Thursday, 3 March 2016

Back to Ottawa

Today we explore Ottawa a little bit more.

Gangs
Like any city, Ottawa has its gang problems. Beyond the Royalists and the separatists, there are still plenty of ordinary, every day gangs festering in Ottawa's dark corners. The two largest and most powerful are the Coyotes and the Snappers.

The trickling brown sludge of the Rideau River defines the border between the two gangs' territories. While the Coyotes tend to stick to the area around Barrhaven, their territory ranges as far as the west bank of the river. Dressing in brown, and known for their large packs and generally skittish but by turns savage behaviour, the Coyotes can be difficult to avoid in Ottawa.

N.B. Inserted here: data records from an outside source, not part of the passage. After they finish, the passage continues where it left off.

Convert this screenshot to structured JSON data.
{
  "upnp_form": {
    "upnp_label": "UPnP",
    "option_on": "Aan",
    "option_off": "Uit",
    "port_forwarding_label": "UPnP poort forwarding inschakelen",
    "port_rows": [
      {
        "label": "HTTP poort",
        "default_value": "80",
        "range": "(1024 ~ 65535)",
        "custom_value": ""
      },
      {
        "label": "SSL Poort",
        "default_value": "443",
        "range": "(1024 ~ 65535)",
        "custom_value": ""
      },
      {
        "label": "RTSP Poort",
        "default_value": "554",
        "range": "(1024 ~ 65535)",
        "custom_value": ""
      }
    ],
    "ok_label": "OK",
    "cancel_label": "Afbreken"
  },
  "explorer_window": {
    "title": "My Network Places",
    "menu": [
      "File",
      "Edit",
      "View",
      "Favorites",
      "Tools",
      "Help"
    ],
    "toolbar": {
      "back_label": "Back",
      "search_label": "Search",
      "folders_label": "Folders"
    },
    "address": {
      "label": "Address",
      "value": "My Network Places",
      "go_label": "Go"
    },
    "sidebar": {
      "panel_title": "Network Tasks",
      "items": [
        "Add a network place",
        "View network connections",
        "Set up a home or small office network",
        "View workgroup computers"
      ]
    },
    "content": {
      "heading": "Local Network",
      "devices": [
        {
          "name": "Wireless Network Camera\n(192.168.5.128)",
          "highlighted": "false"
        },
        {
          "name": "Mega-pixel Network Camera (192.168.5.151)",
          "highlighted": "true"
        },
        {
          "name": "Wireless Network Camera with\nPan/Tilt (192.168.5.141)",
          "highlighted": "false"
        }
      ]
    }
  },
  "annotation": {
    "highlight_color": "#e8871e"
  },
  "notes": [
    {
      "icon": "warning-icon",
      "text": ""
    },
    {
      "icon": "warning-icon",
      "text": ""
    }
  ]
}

On the east side of the river, sticking much more closely to a defined area than their rivals, the Snappers are easier to give a wide berth, and they are less likely to pursue any perceived threats. Marking their members and territory with dark green, the Snappers are content to sit in their heavily-defended cribs, though they are vicious and dangerous when provoked.

The Farm
Once a centre of Canadian scientific discovery and research, the Central Experimental Farm has become Ottawa's dark garden, a place all willingly avoid.

Covering four square kilometres in a loose, bulging L-shape, the Farm has become a series of decaying fields, where overripe crops rot where they fall, and cloying vines seem to move with a malignant intelligence. And yet, despite the apparent abandonment of the facility, the fields are not in total disrepair. Indeed, they still appear tended and tilled, sowed and planted each year. By whom, no one can be sure, but figures have been seen moving through the fields on dark nights.

In truth, the Farm's fields are tended to by the decrepit scarecrows that can be seen standing watch by day. No mere straw, these scarecrows are the semi-living remains of trespassers, remoulded with metal and plant matter into cyborg slaves.

Duty as a scarecrow is not the only fate that can befall foolhardy trespassers of the Farm, and far more foul things have been seen stalking the fields.

Cobwebs lay thick between rows of bloodwheat, too thick to have been made by any ordinary infestation. The braying of goats can be heard at strange hours, braying that sounds uncomfortably similar to human screams.

What the truth of the Farm is, none know, but rumours exist of dark masters, dwelling deep within, at the old research buildings. From the remains of a bastion of progress they draw their plans, scanning the stars from their observatory, and tampering with nature in ever more horrific ways, in the name of some mad plan.